Repo for Training ML assets for Cerulean
Apache License 2.0
1 stars 0 forks source link

apply coco dataset creation to validation, train, and test set #17

Open rbavery opened 2 years ago

rbavery commented 2 years ago

Now that the dataset is almost finalized, we can start breaking apart the train, val, and test sets. I think the best way to do this is in the dataloading step by defining a splitter function that works for the icevision and fastai2 trainers. This would involve defining lists of scene ids for our train set, validation sets, and test sets. From the Phase 2 Doc, these are the guidelines for how we should split these out:

For the validation set, we suggest having at a minimum, 5 whole image samples of each class and for the test set we suggest having at least 2 of each class.

More samples in the validation set will allow us to be more confident in the robustness of the metrics we use to make decisions that affect model performance and more samples in the test set will give scientific users of Cerulean more confidence in the robustness of the results. We recommend Jona having oversight over all annotations and particular oversight over annotations in the validation and test sets. Ideally, we would split the validation and test sets into different folders based on 1) hard negatives (oil slick look alikes that are especially difficult to annotate and detect), 2) positive samples (background pixels in both of these categories will comprise the easy negative category).
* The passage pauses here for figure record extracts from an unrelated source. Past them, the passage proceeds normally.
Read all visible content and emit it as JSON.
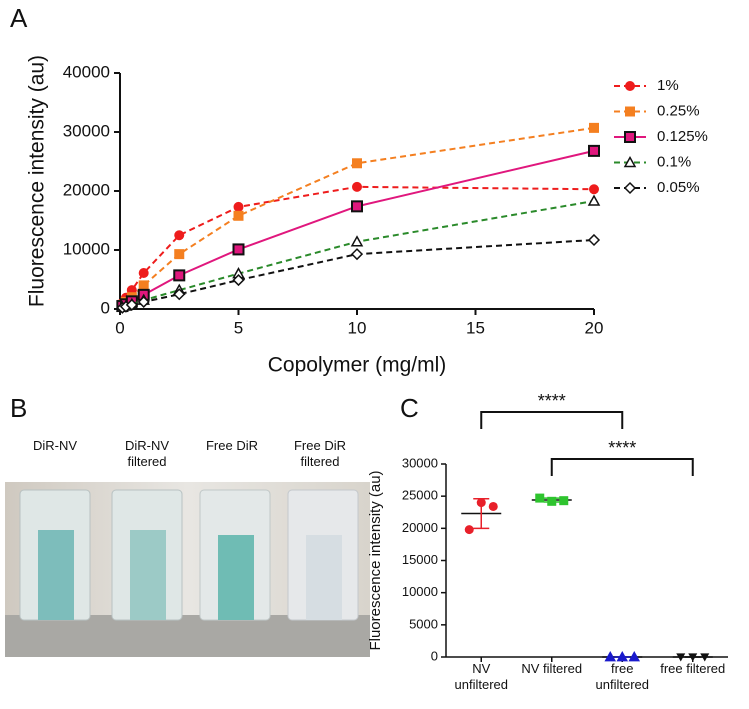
{
  "chart_data": [
    {
      "panel": "A",
      "type": "line",
      "x_label": "Copolymer (mg/ml)",
      "y_label": "Fluorescence intensity (au)",
      "x": [
        0.1,
        0.25,
        0.5,
        1,
        2.5,
        5,
        10,
        20
      ],
      "xlim": [
        0,
        20
      ],
      "xticks": [
        0,
        5,
        10,
        15,
        20
      ],
      "ylim": [
        0,
        40000
      ],
      "yticks": [
        0,
        10000,
        20000,
        30000,
        40000
      ],
      "series": [
        {
          "name": "1%",
          "color": "#ee1c1c",
          "dashed": true,
          "marker": "circle",
          "values": [
            1000,
            1900,
            3200,
            6100,
            12500,
            17300,
            20700,
            20300
          ]
        },
        {
          "name": "0.25%",
          "color": "#f47f20",
          "dashed": true,
          "marker": "square",
          "values": [
            700,
            1200,
            2000,
            4000,
            9300,
            15800,
            24700,
            30700
          ]
        },
        {
          "name": "0.125%",
          "color": "#e0177d",
          "dashed": false,
          "marker": "square-outline",
          "values": [
            500,
            800,
            1300,
            2400,
            5700,
            10100,
            17400,
            26800
          ]
        },
        {
          "name": "0.1%",
          "color": "#2a8a2a",
          "dashed": true,
          "marker": "triangle",
          "values": [
            300,
            500,
            800,
            1500,
            3200,
            6000,
            11400,
            18300
          ]
        },
        {
          "name": "0.05%",
          "color": "#111111",
          "dashed": true,
          "marker": "diamond",
          "values": [
            200,
            400,
            700,
            1200,
            2500,
            4900,
            9300,
            11700
          ]
        }
      ]
    },
    {
      "panel": "C",
      "type": "strip",
      "y_label": "Fluorescence intensity (au)",
      "categories": [
        "NV unfiltered",
        "NV filtered",
        "free unfiltered",
        "free filtered"
      ],
      "values": [
        [
          19800,
          24000,
          23400
        ],
        [
          24700,
          24200,
          24300
        ],
        [
          0,
          0,
          0
        ],
        [
          0,
          0,
          0
        ]
      ],
      "means": [
        22300,
        24400,
        0,
        0
      ],
      "sds": [
        2300,
        300,
        0,
        0
      ],
      "colors": [
        "#e8202a",
        "#2ec42e",
        "#1a1acc",
        "#111111"
      ],
      "markers": [
        "circle",
        "square",
        "triangle",
        "triangle-down"
      ],
      "ylim": [
        0,
        30000
      ],
      "yticks": [
        0,
        5000,
        10000,
        15000,
        20000,
        25000,
        30000
      ],
      "comparisons": [
        {
          "label": "****",
          "between": [
            "NV unfiltered",
            "free unfiltered"
          ]
        },
        {
          "label": "****",
          "between": [
            "NV filtered",
            "free filtered"
          ]
        }
      ]
    }
  ],
  "photo": {
    "panel": "B",
    "labels": [
      "DiR-NV",
      "DiR-NV filtered",
      "Free DiR",
      "Free DiR filtered"
    ]
  }
}
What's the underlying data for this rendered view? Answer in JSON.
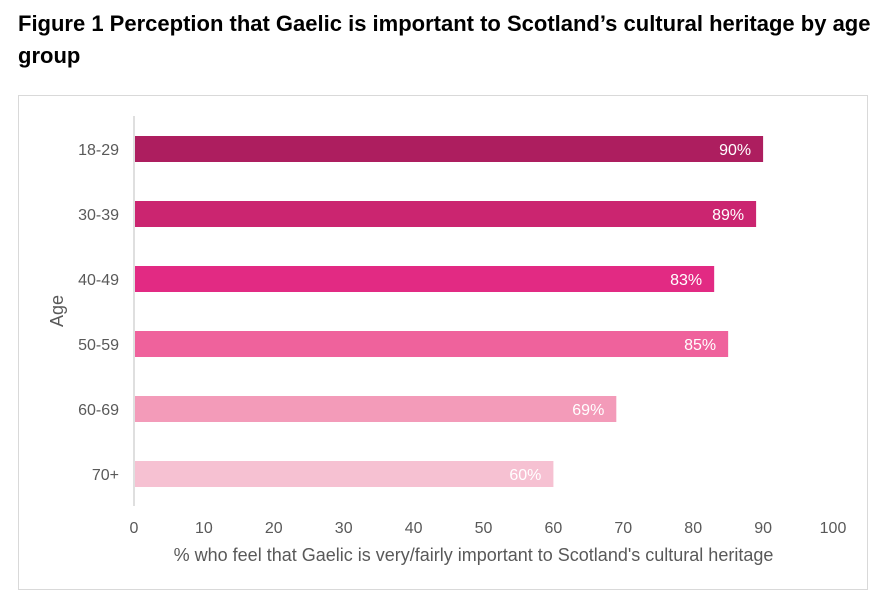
{
  "figure": {
    "title": "Figure 1 Perception that Gaelic is important to Scotland’s cultural heritage by age group"
  },
  "chart_data": {
    "type": "bar",
    "orientation": "horizontal",
    "categories": [
      "18-29",
      "30-39",
      "40-49",
      "50-59",
      "60-69",
      "70+"
    ],
    "values": [
      90,
      89,
      83,
      85,
      69,
      60
    ],
    "data_labels": [
      "90%",
      "89%",
      "83%",
      "85%",
      "69%",
      "60%"
    ],
    "colors": [
      "#ad1e5f",
      "#cb2570",
      "#e22a83",
      "#ef629c",
      "#f39bb9",
      "#f6c1d2"
    ],
    "xlabel": "% who feel that Gaelic is very/fairly important to Scotland's cultural heritage",
    "ylabel": "Age",
    "xlim": [
      0,
      100
    ],
    "xticks": [
      0,
      10,
      20,
      30,
      40,
      50,
      60,
      70,
      80,
      90,
      100
    ],
    "grid": false,
    "legend": "none"
  }
}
This will allow us to calculate metrics on each of these categories separately and have greater insight into where the model has difficulty.

So I'm thinking the sets of scene ids we need to define as list are as follows:

1: "Infrastructure", 2: "Natural Seep", 3: "Coincident Vessel", 4: "Recent Vessel", 5: "Old Vessel",

@jonaraphael do you want to select these scenes we will use to evaluate yourself? I recall that we wanted to select scenes that were annotated with particular detail and attention. If not just let me know and we can do this.

rbavery commented 2 years ago

We'll instead select a random sample on a scene basis to ensure the following number of samples for each class are represented:

I think we can then sort these scenes into folders like so

train/ class_folder_1 N folders for scene samples .... validation/ class_folder_1 10 folders for scene samples ... test/ class_folder_1 3 folders for scene samples ...

lillythomas commented 2 years ago

Completed in PR #80. The partitioned data is visible in gs://ceruleanml/partitions/.